Auteur: Eric Maurice
The common address by the German chancellor and the French president to the European Parliament in Strasbourg on Wednesday (7 October) was dominated by the refugee crisis.
They stressed the importance for Europe to help and welcome the people fleeing wars in the Middle East or Africa and the need for a common approach.
"We are stronger together than when we are separate," Merkel said, stressing the need for "cohesion".
The EU is based on the values of human dignity, tolerance, the respect of human right ans solidarity, she noted.
"If we don't bear in mind our identity and our values, we will loose them and then we would betray ourselves”.
“To shut ourself off from all this in the time of the internet is illusory”, she added.
'Act at the root'
The leaders said Europe should help the countries hosting millions of refugees and try to stop the Syria in order to reduce refugee numbers.
"Europe was late to understand that tragedies would not be without consequences for her," Hollande said.
"We must help Turkey if we want to Turkey to help us," he added.
He said EU states should "act on a military, humanitarian and diplomatic level and give the Syrian population another alternative than Bashar [Al-Assad, Syria's president] or Deash [the Arab name for the Islamic State group]”.
"We cannot avoid the necessity to act at the root," Merkel said.

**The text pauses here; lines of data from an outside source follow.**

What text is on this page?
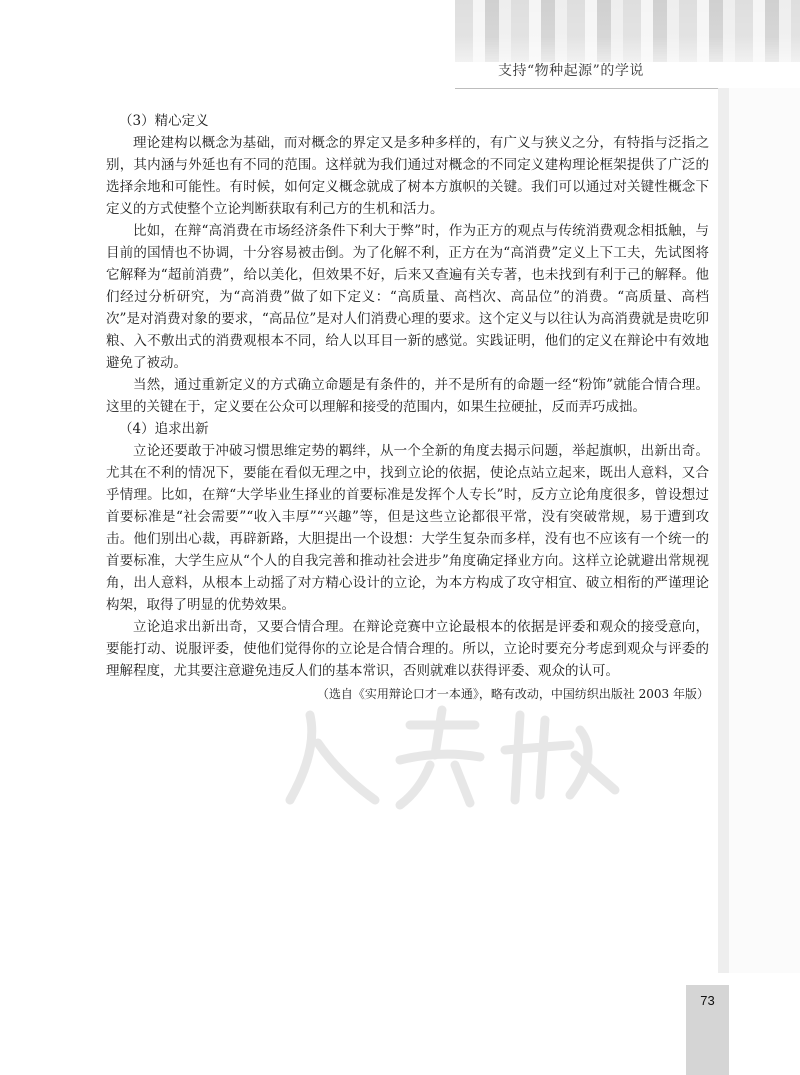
支持“物种起源”的学说

（3）精心定义

理论建构以概念为基础，而对概念的界定又是多种多样的，有广义与狭义之分，有特指与泛指之别，其内涵与外延也有不同的范围。这样就为我们通过对概念的不同定义建构理论框架提供了广泛的选择余地和可能性。有时候，如何定义概念就成了树本方旗帜的关键。我们可以通过对关键性概念下定义的方式使整个立论判断获取有利己方的生机和活力。

比如，在辩“高消费在市场经济条件下利大于弊”时，作为正方的观点与传统消费观念相抵触，与目前的国情也不协调，十分容易被击倒。为了化解不利，正方在为“高消费”定义上下工夫，先试图将它解释为“超前消费”，给以美化，但效果不好，后来又查遍有关专著，也未找到有利于己的解释。他们经过分析研究，为“高消费”做了如下定义：“高质量、高档次、高品位”的消费。“高质量、高档次”是对消费对象的要求，“高品位”是对人们消费心理的要求。这个定义与以往认为高消费就是贵吃卯粮、入不敷出式的消费观根本不同，给人以耳目一新的感觉。实践证明，他们的定义在辩论中有效地避免了被动。

当然，通过重新定义的方式确立命题是有条件的，并不是所有的命题一经“粉饰”就能合情合理。这里的关键在于，定义要在公众可以理解和接受的范围内，如果生拉硬扯，反而弄巧成拙。

（4）追求出新

立论还要敢于冲破习惯思维定势的羁绊，从一个全新的角度去揭示问题，举起旗帜，出新出奇。尤其在不利的情况下，要能在看似无理之中，找到立论的依据，使论点站立起来，既出人意料，又合乎情理。比如，在辩“大学毕业生择业的首要标准是发挥个人专长”时，反方立论角度很多，曾设想过首要标准是“社会需要”“收入丰厚”“兴趣”等，但是这些立论都很平常，没有突破常规，易于遭到攻击。他们别出心裁，再辟新路，大胆提出一个设想：大学生复杂而多样，没有也不应该有一个统一的首要标准，大学生应从“个人的自我完善和推动社会进步”角度确定择业方向。这样立论就避出常规视角，出人意料，从根本上动摇了对方精心设计的立论，为本方构成了攻守相宜、破立相衔的严谨理论构架，取得了明显的优势效果。

立论追求出新出奇，又要合情合理。在辩论竞赛中立论最根本的依据是评委和观众的接受意向，要能打动、说服评委，使他们觉得你的立论是合情合理的。所以，立论时要充分考虑到观众与评委的理解程度，尤其要注意避免违反人们的基本常识，否则就难以获得评委、观众的认可。

（选自《实用辩论口才一本通》，略有改动，中国纺织出版社 2003 年版）

73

She noted that "all international operators" should be involved in the process, indicating Russia and possibly Iran could be part of future joint action.
She did not mention the Syrian president, which Rusia wants to keep in place.
But Hollande said it would "not be possible to have the opposition and the the torturer of the Syrian people" around the same table.
Merkel and Hollande stressed the need to strengthen EU borders.
"Pretending that Schengen, in its current operations, makes it possible to resist the pressure would be a mistake," Hollande said, calling for the creation of a European corps of border guards and coast guards.
Merkel said the EU’s so-called Dublin system to mange asylum requests is "obsolete”.
Both Merkel and Hollande also linked Europe's power to a more integrated eurozone. Merkel didn’t give any details, but Hollande mentioned a part of his vision for new, euro-linked institutioms.
Strenghtening the eurozone will require "institutional choices which will commit voluntary states," he said.
Twenty sic years after a similar common address by Germany's Helmut Kohl and France's Francois Mitterrand as the Berlin Wall was falling, Merkel said Europe had "overcome differences between east and west”.
Hollande warned that the financial crisis helped eurosceptics and sovereignists, but said they have little to offer people.
"Sovereignism is declinism," he said. "It is dangerous to leave no hope and built nothing together.
The post-speech debate saw Nigel Farage, a British eurosceptic, accuse Germany of dominating Europe.
It also saw French far-right leader Marine Le Pen attack Hollande, calling him a "vice-chancellor administrating the French province".
Hollande snapped back, saying he wonders whether she understands the meaning of democracy.